Значительно позже, когда она подросла и уже училась вышиванию в школе рукоделия «Шошана», окно с часами снова попалось ей на глаза. Пятнадцатого швата[142] они с подругами и учительницей пошли прогуляться в центр города и случайно оказались возле того дома. Кружевная занавеска не позволяла увидеть, что находится за окном, но на вычищенной до блеска плитке подоконника по-прежнему стояли часы, а рядом с ними — стеклянная ваза с водой, в которой красовалась цветущая ветка миндаля. Часы показывали то же самое время, что и в тот раз, когда она впервые увидела их. Мать обратилась с вопросом к учительнице рукоделия, и та рассказала ей, что дом принадлежит чудаковатым американцам, поставившим себе целью сподвигнуть иерусалимцев к покаянию, и что часы, показывающие без пяти двенадцать, призваны, по их мнению, пробуждать в людских сердцах мысль о том, что конец света близок. Вечером она передала слова учительницы отцу, и тот сказал ей, что еврейские дети должны остерегаться миссионеров как огня, а на следующий день он не пустил ее в школу.

— Их вил гейн цум Шхемер тойер, — снова прошептала мать, проснувшись через несколько часов. Съесть кашу из молотого риса сама она уже не смогла, и с тех пор я кормил и поил ее с ложечки. Казалось, для нее уже ничто не было важным. Она послушно открывала рот, но узнать, наелась ли она и понравилась ли ей пища, мне больше не удавалось.

Я по-прежнему рассказывал ей о событиях в мире, передавал слова ободрения от знавших ее людей, зачитывал письма ее сестры, приходившие все чаще и чаще, но она уже не прислушивалась к моим словам.
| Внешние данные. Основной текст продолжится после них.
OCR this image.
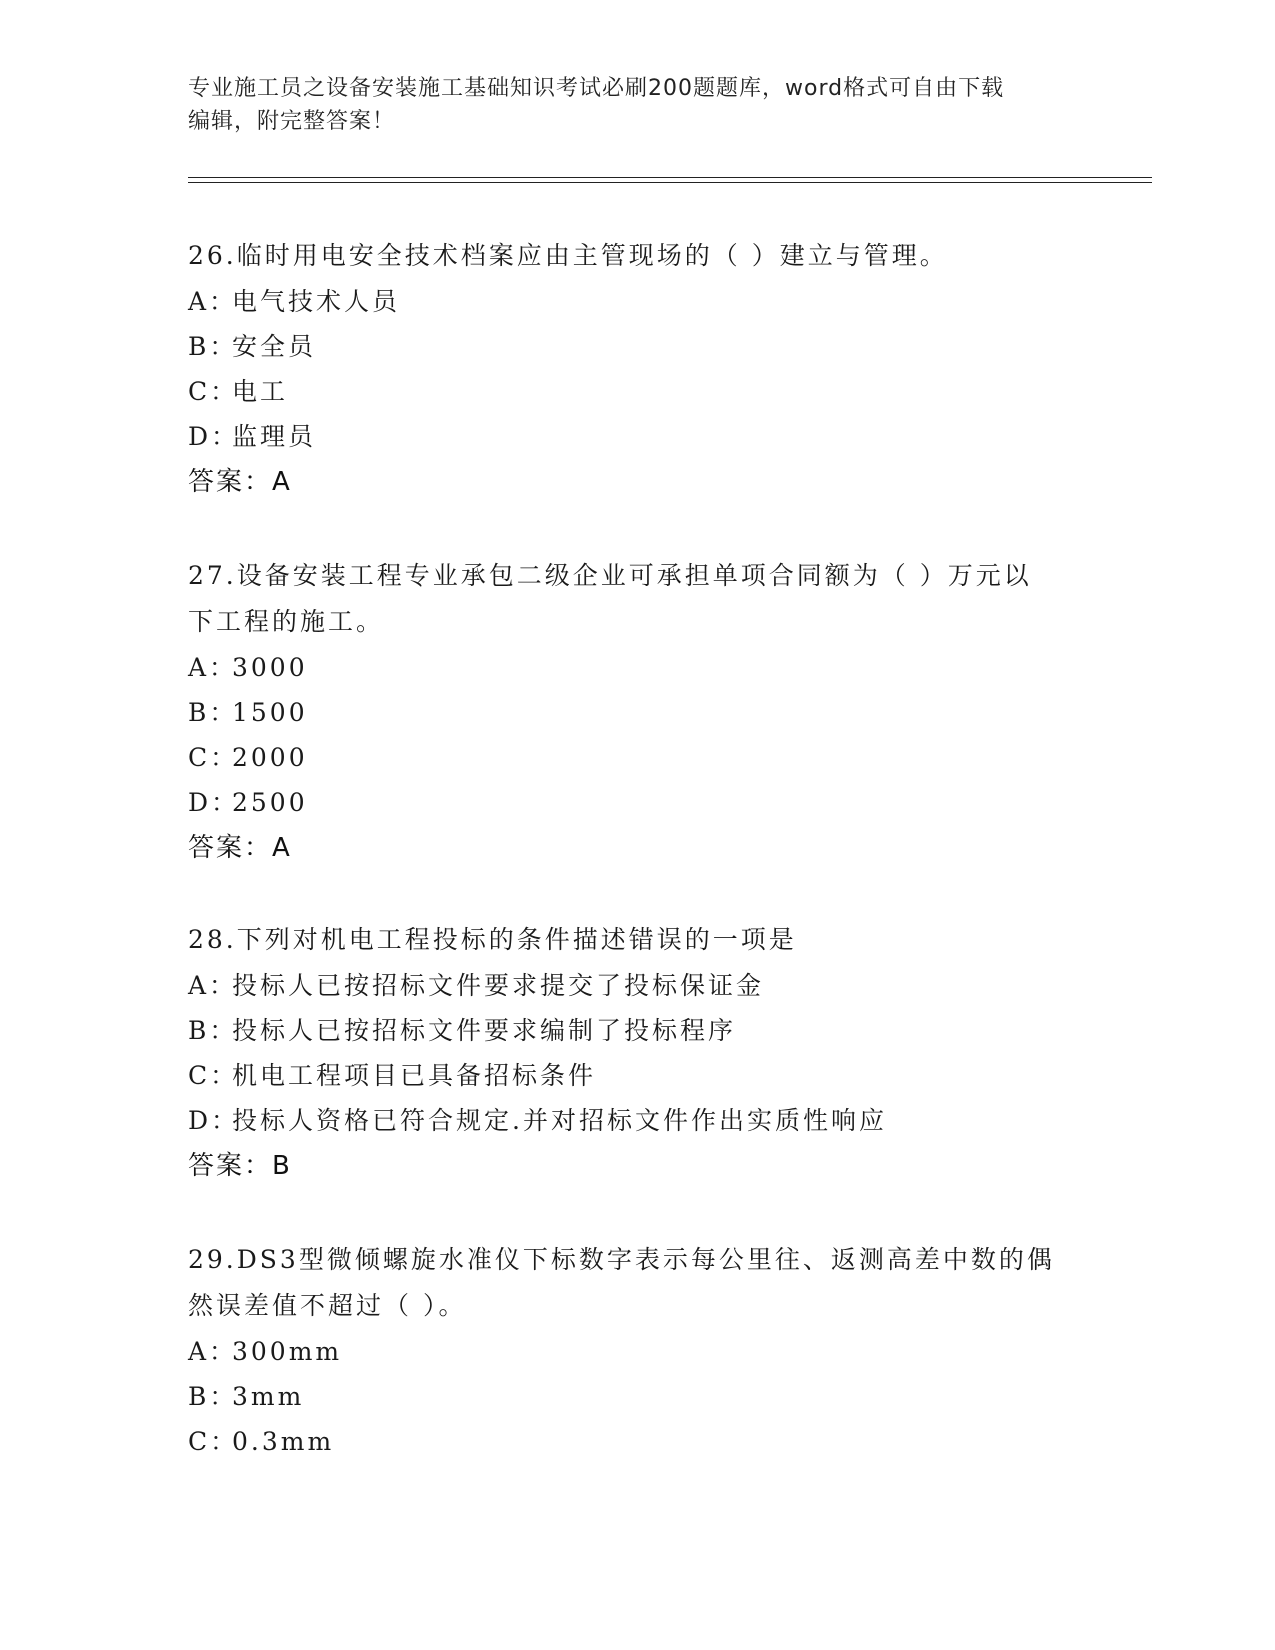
专业施工员之设备安装施工基础知识考试必刷200题题库，word格式可自由下载
编辑，附完整答案！
26.临时用电安全技术档案应由主管现场的（ ）建立与管理。
A：电气技术人员
B：安全员
C：电工
D：监理员
答案：A
27.设备安装工程专业承包二级企业可承担单项合同额为（ ）万元以
下工程的施工。
A：3000
B：1500
C：2000
D：2500
答案：A
28.下列对机电工程投标的条件描述错误的一项是
A：投标人已按招标文件要求提交了投标保证金
B：投标人已按招标文件要求编制了投标程序
C：机电工程项目已具备招标条件
D：投标人资格已符合规定.并对招标文件作出实质性响应
答案：B
29.DS3型微倾螺旋水准仪下标数字表示每公里往、返测高差中数的偶
然误差值不超过（ ）。
A：300mm
B：3mm
C：0.3mm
В день устранения квасного[143]

, в полуденный час, я застелил ей чистую постель, положил на ее столик белую глаженую салфетку и показал ей свой подарок — новый цветастый халат. Желая хоть немного порадовать ее, я сказал, что сегодня вечером седер[144] и что она обновит подаренный мною халат за праздничным столом. Выслушав меня, мать медленно прикрыла глаза и погрузилась в сон.

Я тихо вышел из дома и, вернувшись пару часов спустя, увидел ее пустую кровать. Мать обнаружилась на кухне — бессильно опершись о раковину, она держала в руке спичечный коробок.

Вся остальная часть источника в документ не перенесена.